About 220,000 troops guarded polling stations, shopping centers and other sensitive areas after what experts called the most peaceful campaign in more than a decade in a nation battered by violence involving leftist rebels, right-wing militias, drug traffickers and security forces.

Uribe would become the first incumbent to be re-elected in Colombia since President Rafael Nunez in 1892. A constitutional amendment he pushed through Congress last year allows him to seek a second term.

Recent years have seen left-leaning leaders take office in Bolivia, Venezuela, Brazil, Argentina, Uruguay and Chile. But the election of the conservative Uribe bucks the leftward trend in South America.

Despite predictions of low turnout in a race whose outcome seemed sure, thousands of people shook off the chill and damp of the morning to vote early at the country's largest polling station in central Bogotá.

"I didn't think there would be so many people coming out to vote," said Enrique Moreno, a commercial pilot.

For the vote, Bogotá looked more like a bomb-proofed Baghdad, Iraq, than its normally ebullient self, as camouflaged tanks march down a leafy street and heavily armed combat troops frisked motorists at random checkpoints.

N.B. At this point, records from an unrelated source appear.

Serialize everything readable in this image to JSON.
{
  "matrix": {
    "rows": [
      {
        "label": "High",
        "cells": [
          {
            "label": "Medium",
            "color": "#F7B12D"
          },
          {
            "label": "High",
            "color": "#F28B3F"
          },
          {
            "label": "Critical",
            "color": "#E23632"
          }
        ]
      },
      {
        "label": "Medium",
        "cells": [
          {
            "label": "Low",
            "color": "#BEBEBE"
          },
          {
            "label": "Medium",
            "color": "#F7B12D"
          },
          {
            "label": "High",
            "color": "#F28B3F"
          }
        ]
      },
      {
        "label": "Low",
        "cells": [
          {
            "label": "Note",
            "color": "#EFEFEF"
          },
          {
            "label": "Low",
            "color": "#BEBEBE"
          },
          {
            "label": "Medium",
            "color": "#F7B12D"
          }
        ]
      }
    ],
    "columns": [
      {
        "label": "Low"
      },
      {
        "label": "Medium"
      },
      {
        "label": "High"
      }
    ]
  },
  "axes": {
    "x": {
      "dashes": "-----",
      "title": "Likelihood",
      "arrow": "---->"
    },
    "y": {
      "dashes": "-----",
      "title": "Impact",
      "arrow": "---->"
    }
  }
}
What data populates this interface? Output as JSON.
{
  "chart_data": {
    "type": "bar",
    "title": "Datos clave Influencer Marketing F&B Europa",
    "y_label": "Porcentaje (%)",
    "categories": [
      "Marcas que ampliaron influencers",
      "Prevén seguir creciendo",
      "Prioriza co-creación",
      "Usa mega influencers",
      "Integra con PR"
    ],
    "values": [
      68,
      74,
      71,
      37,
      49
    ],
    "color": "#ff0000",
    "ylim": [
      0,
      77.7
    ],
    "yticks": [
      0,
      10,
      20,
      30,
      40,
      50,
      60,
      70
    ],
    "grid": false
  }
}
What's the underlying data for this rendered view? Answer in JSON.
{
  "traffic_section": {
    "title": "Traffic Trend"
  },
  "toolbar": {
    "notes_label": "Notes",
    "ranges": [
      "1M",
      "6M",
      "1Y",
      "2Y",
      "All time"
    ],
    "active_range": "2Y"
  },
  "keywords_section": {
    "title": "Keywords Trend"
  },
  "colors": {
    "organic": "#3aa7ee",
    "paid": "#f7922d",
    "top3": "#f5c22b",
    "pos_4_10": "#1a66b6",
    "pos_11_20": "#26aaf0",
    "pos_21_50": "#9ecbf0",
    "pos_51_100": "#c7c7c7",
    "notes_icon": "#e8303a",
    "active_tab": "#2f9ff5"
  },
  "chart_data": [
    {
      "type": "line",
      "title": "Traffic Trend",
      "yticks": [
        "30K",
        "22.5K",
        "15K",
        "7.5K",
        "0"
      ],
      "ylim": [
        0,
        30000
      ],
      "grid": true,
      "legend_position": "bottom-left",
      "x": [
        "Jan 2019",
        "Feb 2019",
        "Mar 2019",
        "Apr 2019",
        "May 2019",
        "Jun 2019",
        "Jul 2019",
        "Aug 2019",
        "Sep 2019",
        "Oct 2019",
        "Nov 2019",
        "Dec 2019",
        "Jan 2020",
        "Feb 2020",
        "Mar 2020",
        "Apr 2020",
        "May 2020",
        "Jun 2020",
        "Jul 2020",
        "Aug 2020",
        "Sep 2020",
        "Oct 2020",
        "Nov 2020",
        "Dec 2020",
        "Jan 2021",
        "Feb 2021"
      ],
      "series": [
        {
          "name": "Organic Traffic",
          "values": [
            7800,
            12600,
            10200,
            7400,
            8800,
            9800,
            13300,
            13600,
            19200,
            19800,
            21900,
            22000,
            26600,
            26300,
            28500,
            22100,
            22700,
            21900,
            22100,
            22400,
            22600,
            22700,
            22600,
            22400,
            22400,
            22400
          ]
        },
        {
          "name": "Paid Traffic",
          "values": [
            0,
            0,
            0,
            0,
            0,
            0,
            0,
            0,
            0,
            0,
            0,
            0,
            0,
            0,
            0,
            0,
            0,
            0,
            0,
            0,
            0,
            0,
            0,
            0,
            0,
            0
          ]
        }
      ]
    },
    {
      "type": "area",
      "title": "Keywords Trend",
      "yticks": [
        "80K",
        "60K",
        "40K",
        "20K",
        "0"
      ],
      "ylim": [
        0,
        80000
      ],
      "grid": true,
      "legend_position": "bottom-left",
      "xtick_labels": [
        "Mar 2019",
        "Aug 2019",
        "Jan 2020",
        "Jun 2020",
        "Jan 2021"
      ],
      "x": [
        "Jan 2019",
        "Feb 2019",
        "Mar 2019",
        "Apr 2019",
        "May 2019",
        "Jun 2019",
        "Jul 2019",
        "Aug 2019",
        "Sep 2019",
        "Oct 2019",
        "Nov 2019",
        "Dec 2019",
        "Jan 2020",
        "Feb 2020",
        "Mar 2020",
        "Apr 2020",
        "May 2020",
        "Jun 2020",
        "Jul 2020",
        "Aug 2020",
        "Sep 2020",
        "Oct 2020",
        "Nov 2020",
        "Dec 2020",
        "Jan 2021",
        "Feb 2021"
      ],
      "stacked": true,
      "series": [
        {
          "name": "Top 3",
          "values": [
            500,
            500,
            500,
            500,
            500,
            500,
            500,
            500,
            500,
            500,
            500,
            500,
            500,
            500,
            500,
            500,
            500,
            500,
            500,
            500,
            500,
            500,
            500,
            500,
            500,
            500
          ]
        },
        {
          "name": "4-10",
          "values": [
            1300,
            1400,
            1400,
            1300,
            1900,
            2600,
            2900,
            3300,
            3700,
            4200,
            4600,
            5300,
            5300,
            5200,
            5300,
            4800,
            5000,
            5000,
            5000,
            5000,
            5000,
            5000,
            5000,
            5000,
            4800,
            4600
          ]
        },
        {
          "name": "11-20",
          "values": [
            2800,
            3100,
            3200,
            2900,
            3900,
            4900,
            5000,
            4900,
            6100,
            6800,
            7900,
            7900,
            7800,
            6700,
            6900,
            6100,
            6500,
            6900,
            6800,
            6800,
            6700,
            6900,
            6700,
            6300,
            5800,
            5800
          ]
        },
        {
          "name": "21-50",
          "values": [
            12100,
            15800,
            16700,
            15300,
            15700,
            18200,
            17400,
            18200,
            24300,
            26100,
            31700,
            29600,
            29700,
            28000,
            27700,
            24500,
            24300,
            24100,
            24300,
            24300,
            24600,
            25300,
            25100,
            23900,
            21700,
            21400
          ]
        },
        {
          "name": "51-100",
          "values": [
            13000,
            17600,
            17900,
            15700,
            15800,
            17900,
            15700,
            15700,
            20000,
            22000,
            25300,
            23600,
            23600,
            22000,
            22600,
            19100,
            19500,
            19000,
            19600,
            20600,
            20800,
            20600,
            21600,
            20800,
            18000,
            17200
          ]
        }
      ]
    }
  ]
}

While there has been a dramatic drop in kidnappings and murders under Uribe, an end to the violence perpetrated by leftist rebels remains elusive.

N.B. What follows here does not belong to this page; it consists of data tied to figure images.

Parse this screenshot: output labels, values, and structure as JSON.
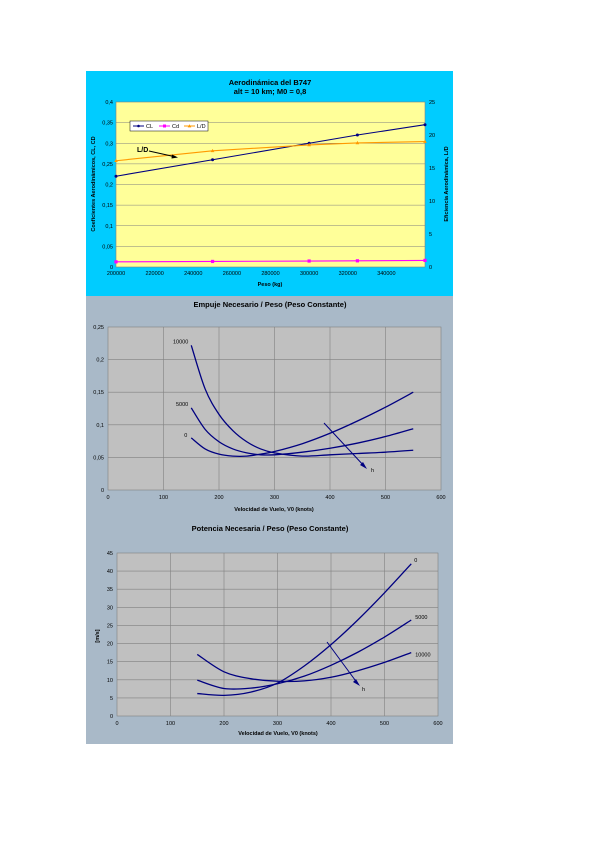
{
  "chart_data": [
    {
      "type": "line",
      "title": "Aerodinámica del B747",
      "subtitle": "alt = 10 km; M0 = 0,8",
      "xlabel": "Peso (kg)",
      "ylabel": "Coeficientes Aerodinámicos, CL, CD",
      "y2label": "Eficiencia Aerodinámica, L/D",
      "xlim": [
        200000,
        360000
      ],
      "ylim": [
        0,
        0.4
      ],
      "y2lim": [
        0,
        25
      ],
      "xticks": [
        "200000",
        "220000",
        "240000",
        "260000",
        "280000",
        "300000",
        "320000",
        "340000"
      ],
      "yticks": [
        "0",
        "0,05",
        "0,1",
        "0,15",
        "0,2",
        "0,25",
        "0,3",
        "0,35",
        "0,4"
      ],
      "y2ticks": [
        "0",
        "5",
        "10",
        "15",
        "20",
        "25"
      ],
      "legend": [
        "CL",
        "Cd",
        "L/D"
      ],
      "legend_position": "top-left",
      "annotation": "L/D",
      "grid": true,
      "colors": {
        "background": "#ffff99",
        "CL": "#000080",
        "Cd": "#ff00ff",
        "LD": "#ff9900"
      },
      "series": [
        {
          "name": "CL",
          "axis": "left",
          "x": [
            200000,
            250000,
            300000,
            325000,
            360000
          ],
          "values": [
            0.22,
            0.26,
            0.3,
            0.32,
            0.345
          ]
        },
        {
          "name": "Cd",
          "axis": "left",
          "x": [
            200000,
            250000,
            300000,
            325000,
            360000
          ],
          "values": [
            0.0125,
            0.0135,
            0.0145,
            0.015,
            0.016
          ]
        },
        {
          "name": "L/D",
          "axis": "right",
          "x": [
            200000,
            250000,
            300000,
            325000,
            360000
          ],
          "values": [
            16.1,
            17.6,
            18.5,
            18.8,
            19.0
          ]
        }
      ]
    },
    {
      "type": "line",
      "title": "Empuje Necesario / Peso (Peso Constante)",
      "xlabel": "Velocidad de Vuelo, V0 (knots)",
      "xlim": [
        0,
        600
      ],
      "ylim": [
        0,
        0.25
      ],
      "xticks": [
        "0",
        "100",
        "200",
        "300",
        "400",
        "500",
        "600"
      ],
      "yticks": [
        "0",
        "0,05",
        "0,1",
        "0,15",
        "0,2",
        "0,25"
      ],
      "grid": true,
      "arrow_label": "h",
      "colors": {
        "background": "#c0c0c0",
        "line": "#000080"
      },
      "series": [
        {
          "name": "10000",
          "x": [
            150,
            175,
            200,
            225,
            250,
            275,
            300,
            350,
            400,
            450,
            500,
            550
          ],
          "values": [
            0.222,
            0.155,
            0.116,
            0.091,
            0.074,
            0.063,
            0.057,
            0.052,
            0.054,
            0.056,
            0.058,
            0.061
          ]
        },
        {
          "name": "5000",
          "x": [
            150,
            175,
            200,
            225,
            250,
            275,
            300,
            350,
            400,
            450,
            500,
            550
          ],
          "values": [
            0.126,
            0.093,
            0.074,
            0.063,
            0.057,
            0.054,
            0.054,
            0.058,
            0.064,
            0.072,
            0.082,
            0.094
          ]
        },
        {
          "name": "0",
          "x": [
            150,
            175,
            200,
            225,
            250,
            275,
            300,
            350,
            400,
            450,
            500,
            550
          ],
          "values": [
            0.08,
            0.063,
            0.055,
            0.052,
            0.052,
            0.055,
            0.059,
            0.071,
            0.087,
            0.106,
            0.127,
            0.15
          ]
        }
      ]
    },
    {
      "type": "line",
      "title": "Potencia Necesaria / Peso (Peso Constante)",
      "xlabel": "Velocidad de Vuelo, V0 (knots)",
      "ylabel": "[m/s]",
      "xlim": [
        0,
        600
      ],
      "ylim": [
        0,
        45
      ],
      "xticks": [
        "0",
        "100",
        "200",
        "300",
        "400",
        "500",
        "600"
      ],
      "yticks": [
        "0",
        "5",
        "10",
        "15",
        "20",
        "25",
        "30",
        "35",
        "40",
        "45"
      ],
      "grid": true,
      "arrow_label": "h",
      "colors": {
        "background": "#c0c0c0",
        "line": "#000080"
      },
      "series": [
        {
          "name": "0",
          "x": [
            150,
            200,
            250,
            300,
            350,
            400,
            450,
            500,
            550
          ],
          "values": [
            6.2,
            5.7,
            6.6,
            9.1,
            13.8,
            19.7,
            26.5,
            34,
            42
          ]
        },
        {
          "name": "5000",
          "x": [
            150,
            200,
            250,
            300,
            350,
            400,
            450,
            500,
            550
          ],
          "values": [
            9.9,
            7.6,
            7.7,
            8.9,
            11,
            14,
            17.6,
            21.8,
            26.5
          ]
        },
        {
          "name": "10000",
          "x": [
            150,
            200,
            250,
            300,
            350,
            400,
            450,
            500,
            550
          ],
          "values": [
            17,
            12.2,
            10.3,
            9.6,
            9.7,
            10.7,
            12.5,
            14.8,
            17.5
          ]
        }
      ]
    }
  ]
}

Rebels controlling huge tracts of the countryside have traditionally tried to assert their presence ahead of elections by increasing the number of attacks and politically motivated kidnappings.

This year, the most notable incident was the murder in April, during a botched kidnapping, of the sister of former president Cesar Gaviria, which authorities attributed to the FARC, the country's largest rebel group. Cesar is of no relation to candidate Carlos Gaviria.

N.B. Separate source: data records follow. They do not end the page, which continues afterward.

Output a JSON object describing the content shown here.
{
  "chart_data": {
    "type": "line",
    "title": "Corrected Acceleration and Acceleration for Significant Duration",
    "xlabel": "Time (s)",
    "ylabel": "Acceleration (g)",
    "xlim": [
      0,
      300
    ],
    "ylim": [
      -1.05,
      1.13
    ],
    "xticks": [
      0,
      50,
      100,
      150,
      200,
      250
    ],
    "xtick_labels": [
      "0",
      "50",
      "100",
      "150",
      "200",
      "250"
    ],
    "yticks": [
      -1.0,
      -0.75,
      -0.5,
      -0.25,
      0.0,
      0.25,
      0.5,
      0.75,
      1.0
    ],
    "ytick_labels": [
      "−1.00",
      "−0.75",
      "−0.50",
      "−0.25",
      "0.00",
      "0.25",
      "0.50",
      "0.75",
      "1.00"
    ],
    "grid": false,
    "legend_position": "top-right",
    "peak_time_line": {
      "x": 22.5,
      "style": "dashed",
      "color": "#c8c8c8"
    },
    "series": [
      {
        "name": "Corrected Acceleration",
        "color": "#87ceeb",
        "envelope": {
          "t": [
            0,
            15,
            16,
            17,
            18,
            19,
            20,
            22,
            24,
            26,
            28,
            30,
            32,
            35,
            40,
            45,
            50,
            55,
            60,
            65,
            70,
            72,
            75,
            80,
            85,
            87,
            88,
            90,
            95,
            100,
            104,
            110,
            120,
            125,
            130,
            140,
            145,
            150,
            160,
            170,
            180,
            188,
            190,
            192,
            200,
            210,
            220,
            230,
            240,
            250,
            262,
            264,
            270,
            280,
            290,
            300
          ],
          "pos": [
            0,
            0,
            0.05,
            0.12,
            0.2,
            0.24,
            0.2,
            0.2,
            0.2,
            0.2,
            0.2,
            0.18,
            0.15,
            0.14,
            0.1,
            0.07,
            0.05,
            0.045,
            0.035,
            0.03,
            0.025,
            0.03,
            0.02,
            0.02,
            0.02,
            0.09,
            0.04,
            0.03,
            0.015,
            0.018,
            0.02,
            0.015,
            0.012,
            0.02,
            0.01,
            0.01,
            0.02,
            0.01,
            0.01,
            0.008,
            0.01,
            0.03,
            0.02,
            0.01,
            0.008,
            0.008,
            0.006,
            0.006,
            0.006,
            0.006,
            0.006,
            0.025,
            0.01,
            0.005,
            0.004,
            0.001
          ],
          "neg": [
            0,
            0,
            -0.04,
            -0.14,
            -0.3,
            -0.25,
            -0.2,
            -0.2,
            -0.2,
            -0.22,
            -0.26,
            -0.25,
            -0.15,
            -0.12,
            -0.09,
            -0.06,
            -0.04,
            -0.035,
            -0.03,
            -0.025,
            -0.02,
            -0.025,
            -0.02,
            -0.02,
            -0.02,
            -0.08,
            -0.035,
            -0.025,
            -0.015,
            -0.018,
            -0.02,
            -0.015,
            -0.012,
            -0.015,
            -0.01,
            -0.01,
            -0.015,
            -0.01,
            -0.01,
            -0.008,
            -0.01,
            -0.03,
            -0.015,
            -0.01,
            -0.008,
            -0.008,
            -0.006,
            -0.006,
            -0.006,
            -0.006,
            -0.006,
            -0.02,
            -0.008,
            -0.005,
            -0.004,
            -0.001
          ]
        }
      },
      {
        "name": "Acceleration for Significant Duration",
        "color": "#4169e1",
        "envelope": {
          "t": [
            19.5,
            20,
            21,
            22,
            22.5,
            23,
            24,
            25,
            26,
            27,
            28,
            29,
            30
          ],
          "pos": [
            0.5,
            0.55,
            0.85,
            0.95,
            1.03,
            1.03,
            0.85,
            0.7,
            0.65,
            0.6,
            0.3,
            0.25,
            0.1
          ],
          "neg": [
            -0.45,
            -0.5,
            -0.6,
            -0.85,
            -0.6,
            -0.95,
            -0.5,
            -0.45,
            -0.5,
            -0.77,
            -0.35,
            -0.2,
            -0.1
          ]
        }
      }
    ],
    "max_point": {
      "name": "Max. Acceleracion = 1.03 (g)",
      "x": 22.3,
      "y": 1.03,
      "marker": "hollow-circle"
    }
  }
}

On Friday, three soldiers were killed when FARC guerrillas ambushed a navy infantry patrol near the town of El Guamo, 450 kilometers (280 miles) north of the capital.

But other than these attacks, the burning of several buses and a guerrilla-imposed ban on travel in two far-flung provinces, the violence leading up to Sunday's vote has been minimal.

According to a study by the independent Security and Democracy Foundation, 55 politically motivated murders and kidnappings were registered over the past 12 months - an 81 percent reduction from the year prior to the last elections, in 2002, when the FARC kidnapped candidate Ingrid Betancourt, who remains captive.

Colombians overwhelmingly credit Uribe for the dramatic drop in violence.

As part of his "democratic security" agenda, he's put 25 percent more troops and police on the streets during four years in office. And defense spending has nearly doubled, backed by military aid from the United States - part of the anti-drug effort known as Plan Colombia that has cost American taxpayers US$4 billion (euro3.1 billion) since 2000.

Also, since 2002, some 30,000 members of the United Self-Defense Forces of Colombia, or AUC, have handed in their weapons as part of a government-brokered amnesty deal with the landholder-backed paramilitary group.

Opponents accuse the president of focusing his war on Colombia's left-wing rebels and their ties to drug-trafficking, while allowed the country's murderous far-right paramilitaries to grow into a potent political force as they lay down arms in a government-brokered peace pact.

Colombia remains the world's largest producer of cocaine. Uribe, key ally in U.S. drug interdiction efforts is urging the United States to beef up an aerial fumigation fleet of 20 planes that sprays coca crops.